When we returned home, I glanced at my smoker, then at the baskets of peaches. I knew what I had to do.
Put together two great flavors — chocolate and peanut butter, ketchup and fries, ice cream and anything — and you’ve got something sublime. And so it is with the two great flavor makers of summer: fresh fruit and fire.
Peaches are substantial enough to handle flame. They have plenty of sugars in them to benefit from the concentration of flavor that fire imparts.
Many other fruits like a little turn over the fire as well. Pineapple might be the gateway grill fruit. Its solid texture makes it nearly impossible to mess up, while its year-round availability provides ample opportunities to try different treatments. I like setting a slice beneath a scoop of sherbet or adding it to a barbecue sauce, and, although I haven’t made it, I have enjoyed it smoked in an upside-down cake. But my go-to treatment is salsa, with its play of stinging peppers against the tart pineapple. It’s summery and goes great with grilled fish.
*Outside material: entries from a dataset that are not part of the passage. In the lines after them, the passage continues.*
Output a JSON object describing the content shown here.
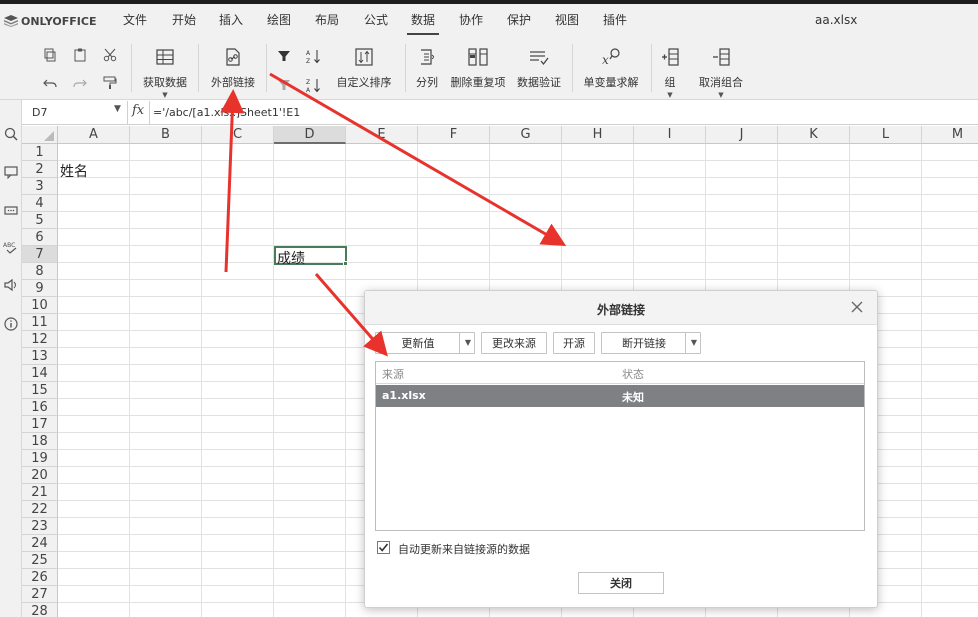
{
  "app": {
    "logo_text": "ONLYOFFICE",
    "filename": "aa.xlsx"
  },
  "menu": {
    "tabs": [
      "文件",
      "开始",
      "插入",
      "绘图",
      "布局",
      "公式",
      "数据",
      "协作",
      "保护",
      "视图",
      "插件"
    ],
    "active_tab": "数据"
  },
  "toolbar": {
    "get_data": "获取数据",
    "external_links": "外部链接",
    "custom_sort": "自定义排序",
    "text_to_columns": "分列",
    "remove_duplicates": "删除重复项",
    "data_validation": "数据验证",
    "goal_seek": "单变量求解",
    "group": "组",
    "ungroup": "取消组合"
  },
  "formula_bar": {
    "cell_ref": "D7",
    "fx": "fx",
    "formula": "='/abc/[a1.xlsx]Sheet1'!E1"
  },
  "sheet": {
    "columns": [
      "A",
      "B",
      "C",
      "D",
      "E",
      "F",
      "G",
      "H",
      "I",
      "J",
      "K",
      "L",
      "M"
    ],
    "selected_column": "D",
    "rows": [
      "1",
      "2",
      "3",
      "4",
      "5",
      "6",
      "7",
      "8",
      "9",
      "10",
      "11",
      "12",
      "13",
      "14",
      "15",
      "16",
      "17",
      "18",
      "19",
      "20",
      "21",
      "22",
      "23",
      "24",
      "25",
      "26",
      "27",
      "28"
    ],
    "selected_row": "7",
    "cells": {
      "A2": "姓名",
      "D7": "成绩"
    }
  },
  "dialog": {
    "title": "外部链接",
    "update_values": "更新值",
    "change_source": "更改来源",
    "open_source": "开源",
    "break_link": "断开链接",
    "list_header_source": "来源",
    "list_header_status": "状态",
    "rows": [
      {
        "source": "a1.xlsx",
        "status": "未知"
      }
    ],
    "auto_update_checked": true,
    "auto_update_label": "自动更新来自链接源的数据",
    "close": "关闭"
  },
  "colors": {
    "accent_green": "#4a7c59",
    "annotation_red": "#e8322c",
    "selected_row": "#7e8184"
  }
}
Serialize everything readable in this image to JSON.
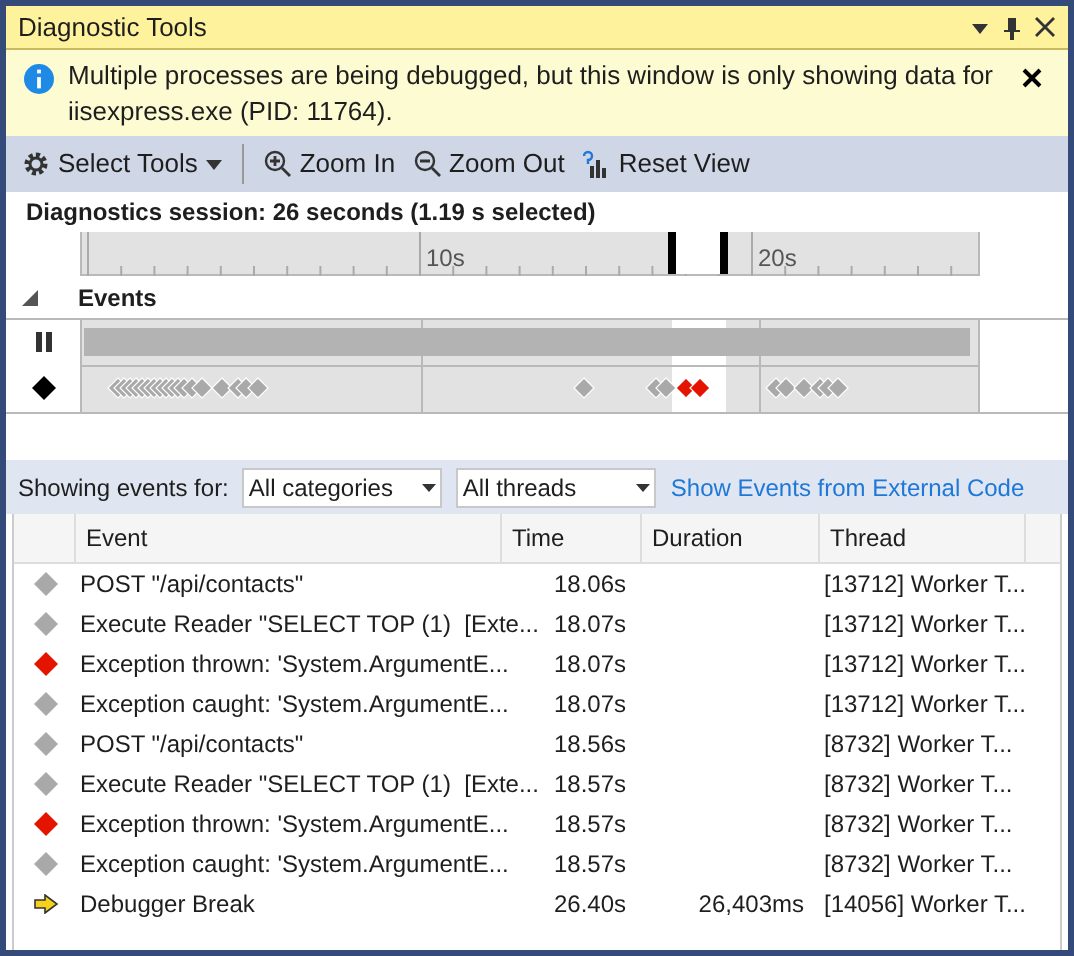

Success with pineapple will entice you to expand the fruited field. A quarter-inch- to half-inch-thick slab of watermelon (cut into quarters for easy handling) grills in about two minutes per side and pairs incredibly well with feta and mint. A small halved and seeded cantaloupe grilled cut side down for a few minutes, then filled with a scoop or two of vanilla ice cream makes a sort of grilled Creamsicle. Even plantains, which seem too soft to take the heat, caramelize nicely when brushed with vegetable oil and taste fabulous when tossed in a mixture of melted butter, brown sugar, a little orange juice and a sprinkling of cayenne or ancho chili powder.